Here are the transients alone:
Now here they are merged with our textural beat:
Of course you could spend more time mixing and matching your drum sample transients to better fit the textures, so I hope you can see the sheer scope for exotic beat building that this process throws up!
Completing The Cloudscape
Just for fun, how about we pair each of our textural drum parts with something more melodic, such as a few of the Ambient drones included in our Luminous - String Texture Samples pack:
I used exactly the same process as above, running the same sidechain signals from the drum samplers into noise gates placed on the string texture tracks. Quite a cool result I reckon!

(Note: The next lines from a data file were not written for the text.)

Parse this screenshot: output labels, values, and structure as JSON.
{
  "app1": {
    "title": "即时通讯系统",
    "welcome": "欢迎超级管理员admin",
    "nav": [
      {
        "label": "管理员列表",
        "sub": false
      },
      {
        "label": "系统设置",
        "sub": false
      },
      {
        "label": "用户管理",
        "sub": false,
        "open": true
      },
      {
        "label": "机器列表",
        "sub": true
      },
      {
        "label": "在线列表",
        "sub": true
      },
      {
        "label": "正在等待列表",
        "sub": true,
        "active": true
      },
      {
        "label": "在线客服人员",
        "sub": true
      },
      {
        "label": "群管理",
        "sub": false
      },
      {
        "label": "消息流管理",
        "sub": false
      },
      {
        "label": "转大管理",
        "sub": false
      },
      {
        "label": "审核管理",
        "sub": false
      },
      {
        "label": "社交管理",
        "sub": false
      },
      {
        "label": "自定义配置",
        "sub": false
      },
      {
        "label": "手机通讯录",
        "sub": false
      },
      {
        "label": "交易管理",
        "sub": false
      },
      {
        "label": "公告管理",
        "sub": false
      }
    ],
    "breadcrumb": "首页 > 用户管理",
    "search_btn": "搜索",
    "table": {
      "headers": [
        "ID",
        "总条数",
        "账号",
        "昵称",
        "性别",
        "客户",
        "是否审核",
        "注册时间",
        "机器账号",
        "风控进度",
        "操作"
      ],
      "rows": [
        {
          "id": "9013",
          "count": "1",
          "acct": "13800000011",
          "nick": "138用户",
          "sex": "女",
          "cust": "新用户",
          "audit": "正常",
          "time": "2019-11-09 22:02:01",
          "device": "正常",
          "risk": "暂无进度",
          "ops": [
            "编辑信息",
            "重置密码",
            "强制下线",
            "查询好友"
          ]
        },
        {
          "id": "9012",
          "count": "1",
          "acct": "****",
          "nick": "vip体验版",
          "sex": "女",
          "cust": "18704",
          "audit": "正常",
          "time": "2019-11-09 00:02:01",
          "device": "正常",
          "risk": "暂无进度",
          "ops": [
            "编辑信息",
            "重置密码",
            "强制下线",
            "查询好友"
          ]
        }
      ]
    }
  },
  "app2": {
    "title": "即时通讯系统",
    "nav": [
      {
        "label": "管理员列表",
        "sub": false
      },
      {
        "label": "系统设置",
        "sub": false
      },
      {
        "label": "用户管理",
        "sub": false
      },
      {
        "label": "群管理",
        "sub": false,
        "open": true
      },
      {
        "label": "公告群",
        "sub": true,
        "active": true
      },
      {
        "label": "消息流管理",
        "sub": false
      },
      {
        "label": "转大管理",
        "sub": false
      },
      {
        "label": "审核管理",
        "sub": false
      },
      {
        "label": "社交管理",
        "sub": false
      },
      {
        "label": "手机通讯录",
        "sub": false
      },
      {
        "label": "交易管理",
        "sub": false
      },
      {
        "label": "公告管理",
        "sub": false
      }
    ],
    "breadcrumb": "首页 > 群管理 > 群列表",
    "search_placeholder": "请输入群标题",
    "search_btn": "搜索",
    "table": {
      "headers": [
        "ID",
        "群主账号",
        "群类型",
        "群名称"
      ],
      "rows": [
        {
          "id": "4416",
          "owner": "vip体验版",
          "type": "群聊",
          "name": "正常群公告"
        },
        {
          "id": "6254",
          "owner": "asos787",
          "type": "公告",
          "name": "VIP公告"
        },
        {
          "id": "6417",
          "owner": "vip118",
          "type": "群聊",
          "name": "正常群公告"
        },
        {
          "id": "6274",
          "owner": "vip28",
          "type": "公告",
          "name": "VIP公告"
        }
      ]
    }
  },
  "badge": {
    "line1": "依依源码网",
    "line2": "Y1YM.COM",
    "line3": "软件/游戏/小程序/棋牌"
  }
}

Rather than creating an entire beat from textures however, you can of course use exactly the same technique simply to spice up a more basic drum part - here’s the same rhythm from above with just a single texture layered in above the hi hats:
I hope I've managed to convince you that the granular texture can be used for much more than just working into Ambient productions - use them to build exciting new types of rhythmic content for your music, shattering and coalescing into weird and wonderful beats that will always keep you guessing.